Cookbooks

Great meals tend to happen when you step back and let go, when you check how you are feeling before cooking, says Aaron Burnett, MasterChef winner and author of Cook With Me (Random House).

His book is a potpourri of things, favourite everyday food, trickier stuff for weekends, recipes from the Italian-Slovenian border where his mother comes from, Mexican because he likes the simplicity of it although he hasn't been there, and finishes with a set of healthy detox recipes from yoga retreats, including healthy cakes.

His famous sourdough bread recipe is here as well as a butter recipe, and several ways to use good bread.

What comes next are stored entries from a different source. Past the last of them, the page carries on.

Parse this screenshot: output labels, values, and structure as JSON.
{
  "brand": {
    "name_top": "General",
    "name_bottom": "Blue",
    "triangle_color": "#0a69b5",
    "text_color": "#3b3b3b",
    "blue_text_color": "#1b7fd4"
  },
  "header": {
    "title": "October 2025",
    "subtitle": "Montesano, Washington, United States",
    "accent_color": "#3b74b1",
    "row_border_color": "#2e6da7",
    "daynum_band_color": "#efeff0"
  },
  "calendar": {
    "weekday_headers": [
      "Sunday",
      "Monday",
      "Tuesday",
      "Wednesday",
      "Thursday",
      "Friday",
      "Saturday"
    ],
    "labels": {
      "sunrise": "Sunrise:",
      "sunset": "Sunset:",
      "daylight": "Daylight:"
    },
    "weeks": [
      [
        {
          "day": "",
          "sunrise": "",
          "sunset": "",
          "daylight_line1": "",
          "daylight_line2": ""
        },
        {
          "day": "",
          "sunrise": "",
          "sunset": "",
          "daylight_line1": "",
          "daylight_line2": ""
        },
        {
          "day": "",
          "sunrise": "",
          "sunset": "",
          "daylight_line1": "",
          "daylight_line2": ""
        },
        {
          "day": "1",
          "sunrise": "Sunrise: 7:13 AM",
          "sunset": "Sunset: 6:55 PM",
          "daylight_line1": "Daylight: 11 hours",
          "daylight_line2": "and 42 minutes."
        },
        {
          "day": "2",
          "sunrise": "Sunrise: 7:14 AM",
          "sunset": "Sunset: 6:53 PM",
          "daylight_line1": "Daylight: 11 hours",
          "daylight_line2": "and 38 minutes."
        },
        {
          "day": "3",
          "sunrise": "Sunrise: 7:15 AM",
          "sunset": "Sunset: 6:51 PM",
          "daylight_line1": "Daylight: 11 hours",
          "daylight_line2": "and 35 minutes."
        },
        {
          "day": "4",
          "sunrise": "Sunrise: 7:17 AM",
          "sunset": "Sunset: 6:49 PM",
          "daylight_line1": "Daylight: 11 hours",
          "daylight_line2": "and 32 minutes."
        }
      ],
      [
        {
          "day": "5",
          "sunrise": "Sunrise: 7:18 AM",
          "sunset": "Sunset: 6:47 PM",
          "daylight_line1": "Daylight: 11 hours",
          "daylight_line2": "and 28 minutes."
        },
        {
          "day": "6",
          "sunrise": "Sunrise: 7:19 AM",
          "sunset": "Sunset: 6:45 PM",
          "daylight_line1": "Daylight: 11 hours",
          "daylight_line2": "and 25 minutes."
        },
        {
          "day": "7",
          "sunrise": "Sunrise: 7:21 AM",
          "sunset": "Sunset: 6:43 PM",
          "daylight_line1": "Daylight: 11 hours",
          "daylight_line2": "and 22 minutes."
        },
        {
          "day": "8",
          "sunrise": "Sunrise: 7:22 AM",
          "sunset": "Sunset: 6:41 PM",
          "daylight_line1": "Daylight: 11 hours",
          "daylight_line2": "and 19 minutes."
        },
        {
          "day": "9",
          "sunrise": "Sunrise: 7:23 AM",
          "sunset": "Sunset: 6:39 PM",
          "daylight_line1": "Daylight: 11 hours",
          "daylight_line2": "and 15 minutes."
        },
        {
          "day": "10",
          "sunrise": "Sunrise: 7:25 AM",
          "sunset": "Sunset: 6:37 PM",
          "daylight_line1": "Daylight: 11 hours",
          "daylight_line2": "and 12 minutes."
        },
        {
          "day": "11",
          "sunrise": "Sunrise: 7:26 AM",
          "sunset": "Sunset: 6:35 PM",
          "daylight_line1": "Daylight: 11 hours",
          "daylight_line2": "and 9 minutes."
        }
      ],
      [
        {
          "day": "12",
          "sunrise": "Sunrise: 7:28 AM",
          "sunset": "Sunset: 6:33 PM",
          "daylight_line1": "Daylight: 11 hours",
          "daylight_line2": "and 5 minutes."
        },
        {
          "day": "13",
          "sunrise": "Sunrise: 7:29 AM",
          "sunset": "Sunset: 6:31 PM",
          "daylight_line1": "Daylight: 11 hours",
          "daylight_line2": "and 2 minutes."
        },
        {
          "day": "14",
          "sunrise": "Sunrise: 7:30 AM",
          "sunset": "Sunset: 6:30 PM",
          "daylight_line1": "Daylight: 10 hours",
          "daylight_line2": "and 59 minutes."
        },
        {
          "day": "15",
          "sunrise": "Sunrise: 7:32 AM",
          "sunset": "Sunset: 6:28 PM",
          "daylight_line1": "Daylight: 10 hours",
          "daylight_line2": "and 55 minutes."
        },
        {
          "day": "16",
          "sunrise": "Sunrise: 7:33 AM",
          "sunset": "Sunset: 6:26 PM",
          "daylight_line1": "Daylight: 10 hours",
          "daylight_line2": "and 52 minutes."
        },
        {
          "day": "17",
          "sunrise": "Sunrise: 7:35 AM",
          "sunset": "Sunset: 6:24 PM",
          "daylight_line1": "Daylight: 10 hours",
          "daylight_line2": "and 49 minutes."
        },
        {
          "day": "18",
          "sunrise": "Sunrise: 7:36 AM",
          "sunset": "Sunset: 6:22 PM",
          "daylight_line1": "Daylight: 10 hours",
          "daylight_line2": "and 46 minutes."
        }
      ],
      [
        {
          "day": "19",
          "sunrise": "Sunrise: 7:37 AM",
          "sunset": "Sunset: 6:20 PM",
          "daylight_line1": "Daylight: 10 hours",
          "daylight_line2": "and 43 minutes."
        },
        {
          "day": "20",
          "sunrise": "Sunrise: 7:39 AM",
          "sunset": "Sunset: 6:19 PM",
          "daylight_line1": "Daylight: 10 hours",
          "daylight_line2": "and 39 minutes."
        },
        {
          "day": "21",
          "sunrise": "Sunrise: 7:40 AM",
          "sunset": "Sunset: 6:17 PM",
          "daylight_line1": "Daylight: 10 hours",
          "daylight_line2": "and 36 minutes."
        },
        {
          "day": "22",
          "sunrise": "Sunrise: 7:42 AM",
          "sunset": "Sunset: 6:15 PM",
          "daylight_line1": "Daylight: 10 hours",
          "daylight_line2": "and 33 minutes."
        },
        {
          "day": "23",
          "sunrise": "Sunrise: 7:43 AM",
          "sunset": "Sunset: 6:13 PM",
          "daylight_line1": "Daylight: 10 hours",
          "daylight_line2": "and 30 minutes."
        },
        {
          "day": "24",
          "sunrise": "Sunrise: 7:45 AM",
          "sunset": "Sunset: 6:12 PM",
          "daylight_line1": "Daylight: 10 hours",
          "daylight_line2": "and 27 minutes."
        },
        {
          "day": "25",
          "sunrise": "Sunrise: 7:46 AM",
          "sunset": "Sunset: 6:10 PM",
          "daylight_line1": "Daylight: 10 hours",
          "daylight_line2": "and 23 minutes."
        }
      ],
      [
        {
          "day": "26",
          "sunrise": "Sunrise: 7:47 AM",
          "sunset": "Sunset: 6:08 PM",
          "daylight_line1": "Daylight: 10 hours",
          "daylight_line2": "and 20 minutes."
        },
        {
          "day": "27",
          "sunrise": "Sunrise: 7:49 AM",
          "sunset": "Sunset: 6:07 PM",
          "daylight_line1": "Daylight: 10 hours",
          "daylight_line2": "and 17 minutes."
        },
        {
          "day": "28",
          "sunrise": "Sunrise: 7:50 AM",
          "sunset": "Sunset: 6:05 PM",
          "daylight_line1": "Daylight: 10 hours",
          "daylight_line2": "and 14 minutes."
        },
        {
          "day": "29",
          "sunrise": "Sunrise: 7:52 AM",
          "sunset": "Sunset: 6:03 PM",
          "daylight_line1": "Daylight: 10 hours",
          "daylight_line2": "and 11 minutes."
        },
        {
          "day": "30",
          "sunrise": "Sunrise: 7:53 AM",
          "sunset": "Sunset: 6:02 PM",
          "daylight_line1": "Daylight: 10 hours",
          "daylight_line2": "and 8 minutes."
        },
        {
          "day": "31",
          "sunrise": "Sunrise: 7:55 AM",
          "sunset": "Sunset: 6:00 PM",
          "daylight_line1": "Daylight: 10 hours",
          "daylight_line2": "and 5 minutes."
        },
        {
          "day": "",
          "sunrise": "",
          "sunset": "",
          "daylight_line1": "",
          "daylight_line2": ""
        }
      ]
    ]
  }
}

It's an interesting medley of recipes for honest food, some slightly exotic like cured snapper with pickled vegetables and red onion rice, some indulgent like filled chocolates, and some down-home and earthy like Slovenian jota soup that his grandmother made.

 


When her daughter suffered from what seemed like incurable eczema, Eleanor Ozich changed the family diet and recorded her recipes and progress in her blog, www.petite-kitchen.com.

Having grown up above her parents' restaurant in Auckland, she became a food writer and stylist and has now produced her own book, My Petite Kitchen Cookbook: Simple wholefood recipes (Murdoch).

Her recipes use simple, fresh ingredients, like braised lentils in a rich tomato and preserved lemon sauce; apple and sage pork cassoulet; or honey, lemon and lavender chicken.

They avoid gluten, many grains, refined sugar and additives and preservatives.

Some are indulgent: coconut, banana and blackcurrant cake; rosewater almond cake; or pistachio and prune truffles.

Many of her recipes are vegetarian and some are vegan.

Recommended.

 

 


The first Monday Morning Cooking Club cookbook has been reissued in paperback (HarperCollins).

A group of Sydney women with Jewish backgrounds have collected recipes from friends and acquaintances who cook well, then tested all the recipes together.

As might be expected, many of the recipes are of Jewish Ashkenazi tradition - chopped liver, Hungarian cheesecake, hamantashen, or kreplach, but some are from the Sephardic tradition like Mediterranean fish stew or Passover almond bread, and some straight-out Australian, like lamingtons or custard chiffon cake.

An interesting collection of recipes, stylishly presented.

 

 


What seems like a lavishly illustrated coffee-table cookbook, Patisserie (Jacqui Small) is at heart a textbook on French haut patisserie.

Celebrity British chefs William and Suzue Curley, owners of chocolate and cake shops in London, take the reader through the basics, from selecting ingredients, basic techniques from whisking egg whites to soft or stiff peaks, working with caramel and chocolate to making various doughs, pastries, sponges, meringues, custards, glazes and decorations.

There follow numerous recipes for all sorts of sweet goods, from baba au rhum to macarons, creme caramel, tarts, gateaux and petits fours.

An indulgent book for painstaking cooks with a sweet tooth and a penchant for exquisitely decorated sweet delicacies, or for an aspiring pastry chef.

 

 


Even if you don't have a boat, British food writer Fiona Sims' The Boat Cookbook: Real food for hungry sailors (Bloomsbury) could be useful for its plethora of simple, quick, inventive but unpretentious recipes.

When you are on holiday you don't want to spend lots of time preparing and cooking food, but you do want good food and this is the sort of thing she offers: cod chorizo and chickpea stew; warm spelt salad with leeks, fennel, dill and feta; ceviche; smoked salmon, beetroot and horseradish salad; fish stew with gremolata; lamb and artichoke tagine with lemon couscous (cooked in a pressure cooker).

She makes good use of canned beans and chickpeas, there are many recipes for tinned sardines, and of course fresh fish that you might catch.

There are also desserts and baking, which you can make quickly, or make at home to take on the boat - or camping or staying in a bach.